ShAFF Climbing Expert Night Review - Women’s Climbing Symposium
8th Feb 2013
A few months ago watched this video by local filmmakers Outcrop Films. It piqued my interest. I’d heard of the Women’s Climbing Symposium before, and was aware that it had run for a second successive year – always a sure sign that an event has some mileage if it makes it past year 1!. The video was well worth the watch and at the end of it, just as I was thinking ‘hey, I wonder if they would come to Sheffield’, Steph Meysner, the organiser, popped up on film and said that they were considering some road shows. I was on the phone shortly thereafter inviting them along to this year’s ShAFF Climbing Expert Night. Steph was very receptive, and rounded up a sterling line-up of speakers and the event happened last night.
Steph kicked off proceedings with an impassioned introduction to the concept of the WCS which has been held twice at The Climbing Hangar in Liverpool where she works. She explained how the weekend event has sold out and women travel from all over the world to attend. She introduced the first speaker of the night, filmmaker Jen Randall. I know Jen as she submitted her film Push It – which coincidentally was the title for the evening – to ShAFF. She also works with filmmaker Alastair Lee and we’d worked together on the launch of the 2013 ShAFF trailer. Jen hails from Vancouver, but lives and works in Glasgow. She essentially gave us a fascinating commentary on the process of making the film which features her and a friend (also from Vancouver and born in the same hospital just 4 days apart, but not having met until a year ago in Glasgow!) before screening the film itself. She received a very warm round of applause from the audience as the film finished as I think that some of them were a little taken aback that there was such a good film out there about climbing that they had not heard of, and that it had been made by a woman! I talked to Jen after the event and mentioned to her that I had heard people wondering out loud whether it was available on DVD. She responded with a ‘dph, I’m so bad at promoting it, and promptly fished some copies out of her bag which she’d forgotten to plug!). She then gave an even more entertaining Q&A session where amongst other things she described how her nose had bled all over herself early on their epic climb of El Cap simply down to the sheer effort of hauling their haul bags, and that she’d been a bit gutted that she didn’t have enough camera batteries to capture the gory details at the time!
After a short beer break Steph introduced 20 year old Shauna Coxsey who, having always been at the top of the British rankings, shot to international stardom last year when she finished 3rd in the Bouldering World Cup. Despite her diminutive age Shauna gave another impassioned talk about her life to date, how scary it had been as a 19 year old, to travel alone to China, Slovenia and Austria within the space of a month, the injuries she has already picked up, how she is so much stronger this year than last because she is taking her training more seriously, and generally entertaining and inspiring the audience.
Next came Fran Brown. What a character. If you get the opportunity to hear Fran speak you ought to go listen. Confined to a wheelchair after having fallen from a ladder in her job as a lighting technician at a theatre some 6 years ago she has been through some tough times but recently got herself back into climbing, and somewhat surprisingly (to herself), ended up winning the para-climbing world championships which came hot on the heels of the Paralympic Games (she’s also worked on the opening ceremony, figuring that if she could do that in front of forty million people the world champs would be a doddle!). Filled with wry and self-deprecating jokes she had the audience laughing out aloud for half an hour and was a true inspiration.

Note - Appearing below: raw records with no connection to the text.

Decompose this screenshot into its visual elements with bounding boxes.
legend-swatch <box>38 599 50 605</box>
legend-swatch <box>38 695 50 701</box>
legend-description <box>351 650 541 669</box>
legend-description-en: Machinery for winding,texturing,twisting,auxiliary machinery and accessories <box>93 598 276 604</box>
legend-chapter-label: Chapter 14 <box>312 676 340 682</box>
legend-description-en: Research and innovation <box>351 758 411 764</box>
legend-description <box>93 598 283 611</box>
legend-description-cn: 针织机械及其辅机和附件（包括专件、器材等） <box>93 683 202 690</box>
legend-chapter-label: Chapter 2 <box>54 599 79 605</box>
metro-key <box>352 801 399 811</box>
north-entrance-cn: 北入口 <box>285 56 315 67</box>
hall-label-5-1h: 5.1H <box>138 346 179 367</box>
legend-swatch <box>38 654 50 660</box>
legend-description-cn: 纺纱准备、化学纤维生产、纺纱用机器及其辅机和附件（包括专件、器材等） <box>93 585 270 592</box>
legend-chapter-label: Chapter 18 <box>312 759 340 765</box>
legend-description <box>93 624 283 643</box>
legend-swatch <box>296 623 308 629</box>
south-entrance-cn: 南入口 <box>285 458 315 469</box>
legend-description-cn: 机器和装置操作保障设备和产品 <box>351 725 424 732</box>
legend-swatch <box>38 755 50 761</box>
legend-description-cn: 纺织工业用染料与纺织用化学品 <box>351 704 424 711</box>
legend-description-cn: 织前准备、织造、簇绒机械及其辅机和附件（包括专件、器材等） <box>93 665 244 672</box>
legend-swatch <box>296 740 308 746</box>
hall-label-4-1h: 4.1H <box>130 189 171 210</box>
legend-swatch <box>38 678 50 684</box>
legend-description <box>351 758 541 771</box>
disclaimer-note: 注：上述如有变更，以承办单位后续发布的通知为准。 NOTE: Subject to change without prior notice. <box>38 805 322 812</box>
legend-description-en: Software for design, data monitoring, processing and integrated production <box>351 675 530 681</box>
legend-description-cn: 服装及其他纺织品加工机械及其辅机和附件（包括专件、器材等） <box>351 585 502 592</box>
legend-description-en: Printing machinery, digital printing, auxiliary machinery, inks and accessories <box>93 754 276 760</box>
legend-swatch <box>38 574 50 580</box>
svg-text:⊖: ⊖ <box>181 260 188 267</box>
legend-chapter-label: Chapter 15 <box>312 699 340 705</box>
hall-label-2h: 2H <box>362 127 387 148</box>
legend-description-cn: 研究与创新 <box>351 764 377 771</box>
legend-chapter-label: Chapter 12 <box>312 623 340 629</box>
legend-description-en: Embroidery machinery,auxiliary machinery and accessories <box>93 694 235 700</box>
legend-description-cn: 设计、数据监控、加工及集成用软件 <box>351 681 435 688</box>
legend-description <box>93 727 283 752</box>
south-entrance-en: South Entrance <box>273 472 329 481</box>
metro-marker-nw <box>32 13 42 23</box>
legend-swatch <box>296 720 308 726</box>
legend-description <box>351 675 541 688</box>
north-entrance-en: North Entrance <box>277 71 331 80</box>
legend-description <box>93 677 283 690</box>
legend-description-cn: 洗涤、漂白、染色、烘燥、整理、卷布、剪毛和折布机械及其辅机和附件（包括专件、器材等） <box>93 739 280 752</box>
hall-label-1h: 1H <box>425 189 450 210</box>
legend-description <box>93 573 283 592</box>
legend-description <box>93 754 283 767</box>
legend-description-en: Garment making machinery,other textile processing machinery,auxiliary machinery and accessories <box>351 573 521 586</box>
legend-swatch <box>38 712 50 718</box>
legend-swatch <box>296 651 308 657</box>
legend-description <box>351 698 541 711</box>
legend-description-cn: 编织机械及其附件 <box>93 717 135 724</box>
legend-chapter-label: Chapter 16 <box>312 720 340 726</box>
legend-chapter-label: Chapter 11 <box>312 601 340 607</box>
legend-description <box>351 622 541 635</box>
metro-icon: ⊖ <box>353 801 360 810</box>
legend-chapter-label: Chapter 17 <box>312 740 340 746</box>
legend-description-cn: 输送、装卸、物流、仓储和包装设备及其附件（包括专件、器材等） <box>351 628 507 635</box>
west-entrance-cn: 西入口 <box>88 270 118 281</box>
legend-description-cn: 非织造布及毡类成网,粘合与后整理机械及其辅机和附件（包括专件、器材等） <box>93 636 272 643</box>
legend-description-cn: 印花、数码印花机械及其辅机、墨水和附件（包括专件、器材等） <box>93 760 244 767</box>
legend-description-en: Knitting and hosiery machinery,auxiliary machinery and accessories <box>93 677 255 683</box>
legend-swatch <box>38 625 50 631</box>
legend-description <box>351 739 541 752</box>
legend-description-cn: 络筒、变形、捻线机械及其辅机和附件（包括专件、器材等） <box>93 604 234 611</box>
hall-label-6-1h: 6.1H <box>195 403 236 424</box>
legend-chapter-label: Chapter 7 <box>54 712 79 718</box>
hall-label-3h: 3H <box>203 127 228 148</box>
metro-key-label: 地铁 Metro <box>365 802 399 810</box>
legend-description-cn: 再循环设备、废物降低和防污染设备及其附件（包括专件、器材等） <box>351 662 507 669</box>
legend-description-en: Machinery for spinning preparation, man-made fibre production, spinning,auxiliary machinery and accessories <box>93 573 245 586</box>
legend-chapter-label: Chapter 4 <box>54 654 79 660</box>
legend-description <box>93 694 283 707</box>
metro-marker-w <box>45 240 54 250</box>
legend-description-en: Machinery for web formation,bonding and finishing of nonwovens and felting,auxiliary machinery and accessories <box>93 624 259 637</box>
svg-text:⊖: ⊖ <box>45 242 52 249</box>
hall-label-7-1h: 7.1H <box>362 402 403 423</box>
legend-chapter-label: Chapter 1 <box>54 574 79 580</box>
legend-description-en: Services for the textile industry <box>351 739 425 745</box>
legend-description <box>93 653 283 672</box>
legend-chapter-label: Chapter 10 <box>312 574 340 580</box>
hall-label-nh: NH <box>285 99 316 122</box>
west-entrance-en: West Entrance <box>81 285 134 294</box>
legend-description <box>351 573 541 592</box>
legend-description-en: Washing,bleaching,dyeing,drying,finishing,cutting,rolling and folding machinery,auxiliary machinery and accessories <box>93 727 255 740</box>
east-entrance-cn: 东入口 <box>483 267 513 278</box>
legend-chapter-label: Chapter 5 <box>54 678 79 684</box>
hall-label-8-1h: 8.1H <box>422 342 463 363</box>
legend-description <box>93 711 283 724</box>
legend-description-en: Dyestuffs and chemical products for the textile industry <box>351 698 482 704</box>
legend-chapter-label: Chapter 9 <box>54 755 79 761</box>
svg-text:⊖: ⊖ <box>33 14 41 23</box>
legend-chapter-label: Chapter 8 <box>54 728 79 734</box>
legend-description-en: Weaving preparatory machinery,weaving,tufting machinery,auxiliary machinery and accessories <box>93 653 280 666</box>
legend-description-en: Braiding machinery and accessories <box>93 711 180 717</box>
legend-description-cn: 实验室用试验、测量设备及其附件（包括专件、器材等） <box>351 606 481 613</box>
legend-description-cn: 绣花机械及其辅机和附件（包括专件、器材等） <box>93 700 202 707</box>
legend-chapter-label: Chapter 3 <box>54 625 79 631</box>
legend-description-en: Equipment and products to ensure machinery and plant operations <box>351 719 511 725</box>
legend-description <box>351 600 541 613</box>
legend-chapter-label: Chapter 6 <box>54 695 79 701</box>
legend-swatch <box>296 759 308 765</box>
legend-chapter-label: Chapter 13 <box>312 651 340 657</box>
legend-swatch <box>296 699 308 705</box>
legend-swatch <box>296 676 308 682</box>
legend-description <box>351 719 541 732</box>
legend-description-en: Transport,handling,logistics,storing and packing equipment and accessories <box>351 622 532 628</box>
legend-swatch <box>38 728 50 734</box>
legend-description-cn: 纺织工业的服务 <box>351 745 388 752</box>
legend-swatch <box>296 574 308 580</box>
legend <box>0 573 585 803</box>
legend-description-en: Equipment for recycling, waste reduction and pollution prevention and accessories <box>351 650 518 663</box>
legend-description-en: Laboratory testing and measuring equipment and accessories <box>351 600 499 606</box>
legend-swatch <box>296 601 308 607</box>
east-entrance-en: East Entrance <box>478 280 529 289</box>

Another short break and we were treated to the last talk of the night by none other than climbing legend and local super star Lucy Creamer. Lu’s been at the top of her game for the best part of twenty years, but it’s not been all plain sailing. Far from it in fact. Her talk focused on the injuries that she’s picked up along the way, and how she’s coped with them at the different stages of her life. From being on top form during a sport climbing trip to Spain a few years ago she went into a spiral of decline with a shoulder injury, a badly broken ankle and bereavement to deal with, and is finally coming out of the other end of the trough. It was a very honest talk and an insight into the mind of one of our top climbers of all time.
All in all, a thoroughly good evening.
The evening was sponsored by the Women’s Climbing Symposium and Ellis Brigham.